In 1881, the United Coal & Coke Company, organized by a group of Greensburg businessmen, opened the United Mine and Coke Works in Mount Pleasant Township. Served by the Sewickley Branch of the Southwest Pennsylvania Railroad. The United Mine had a shaft entry and employed nearly 200 men and boys. The company constructed houses for its workers and operated a company store. By 1886 United Coke Works contained 300 bee-hive coke ovens. That year, 1886 miners at United Mine produced more than 177,000 ST of coal and its coke workers produced nearly 134,000 ST of coke. F.M. Reynolds, who served as the initial head of United Coal & Coke Company, was succeeded by William C. Reynolds.

By the end of the 1880s, the H. C. Frick Coke Company had acquired a two-thirds interest in United Coal & Coke Company. H. C. Frick assumed complete control of the United Mine property in 1895. Five years later the H.C. Frick Coke Company produced 298,000 ST of coal and 194,000 ST of coke at the United Mine & Coke Works. Frick had expanded the United Coke Works to 350 coke ovens, employing 341 men and boys in the mine and coke yard. The company appointed R. E. Laughrey as superintendent at United Mine.

By 1910, however, H. C. Frick Coke Company was operating United Mine & Coke Works in conjunction with the nearby Calumet Mine & Coke Works.

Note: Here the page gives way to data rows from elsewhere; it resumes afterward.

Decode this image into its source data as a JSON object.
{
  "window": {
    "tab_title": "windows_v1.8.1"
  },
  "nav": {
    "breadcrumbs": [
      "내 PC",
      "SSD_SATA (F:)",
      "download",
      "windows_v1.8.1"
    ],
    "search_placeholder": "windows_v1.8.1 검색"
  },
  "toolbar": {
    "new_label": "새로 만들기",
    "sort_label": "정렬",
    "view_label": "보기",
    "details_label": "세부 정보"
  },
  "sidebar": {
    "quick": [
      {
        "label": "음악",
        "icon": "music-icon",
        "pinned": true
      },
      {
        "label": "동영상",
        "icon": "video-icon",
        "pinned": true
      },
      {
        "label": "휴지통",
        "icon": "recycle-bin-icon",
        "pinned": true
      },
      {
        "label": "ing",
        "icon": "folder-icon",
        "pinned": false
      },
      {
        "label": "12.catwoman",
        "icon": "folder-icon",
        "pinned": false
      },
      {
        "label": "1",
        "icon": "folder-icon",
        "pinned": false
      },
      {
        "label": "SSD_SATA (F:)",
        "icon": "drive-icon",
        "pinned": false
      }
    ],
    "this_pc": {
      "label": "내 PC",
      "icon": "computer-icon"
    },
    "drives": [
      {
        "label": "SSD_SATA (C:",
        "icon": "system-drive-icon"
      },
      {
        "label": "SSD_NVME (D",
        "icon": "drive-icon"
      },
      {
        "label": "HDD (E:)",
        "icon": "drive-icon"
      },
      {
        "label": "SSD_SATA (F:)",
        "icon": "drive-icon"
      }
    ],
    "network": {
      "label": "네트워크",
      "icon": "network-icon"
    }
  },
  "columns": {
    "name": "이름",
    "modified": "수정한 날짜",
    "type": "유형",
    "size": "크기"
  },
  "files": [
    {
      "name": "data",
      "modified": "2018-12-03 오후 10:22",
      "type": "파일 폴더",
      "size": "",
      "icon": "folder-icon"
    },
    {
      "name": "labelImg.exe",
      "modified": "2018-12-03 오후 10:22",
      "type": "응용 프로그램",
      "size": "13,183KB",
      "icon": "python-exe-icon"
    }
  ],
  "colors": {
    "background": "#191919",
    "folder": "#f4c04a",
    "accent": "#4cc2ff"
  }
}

Robert Ramsay, a long-time superintendent and engineer at Frick's renowned Shaft Mines near Mount Pleasant, was brought in to manage the United Mine & Coke Works and the Calumet Mine & Coke Works. By this time the population of United had grown to 840 persons.

Through the 1910s United Mine produced annually as much as 300,000 ST of coal and 197,000 ST of coke. In 1919 the United Mine produced 297,115 ST of coal, and shipped 154,747 ST of coal. The United Coke Works produced 87,515 ST of coke, with 157 coke ovens in operation. The mine and coke works operated 271 days in 1919, with 315 employees. There were five non-fatal accidents in 1919.

In 1920 the United Mine produced 208,553 ST of coal, and shipped 41,399 ST of coal. The United Coke Works produced 104,920 ST of coke, with 174 coke ovens in operation. The mine and coke works operated 273 days, with 290 employees. There was one fatal accident and one non-fatal accident in 1920.

Production diminished in the early 1920s, dropping to less than 30,000 ST of coal a year. By 1926, however the United Mine was reaching its greatest output, producing more than 400,000 ST of coal, most of which was being shipped to other coking plants. As with most of the H. C. Frick mines, coal at United was still extracted largely by hand.

The H. C. Frick Coke Company closed and abandoned the United Mine and Coke Works in 1930. The United Mine's tipple was dismantled in 1931. United Mine produced only about 36,000 ST of coal and employed 108 miners in its last year of operation. There were 350 bee-hive coke ovens still standing at the United Coke Works when the United Mine closed.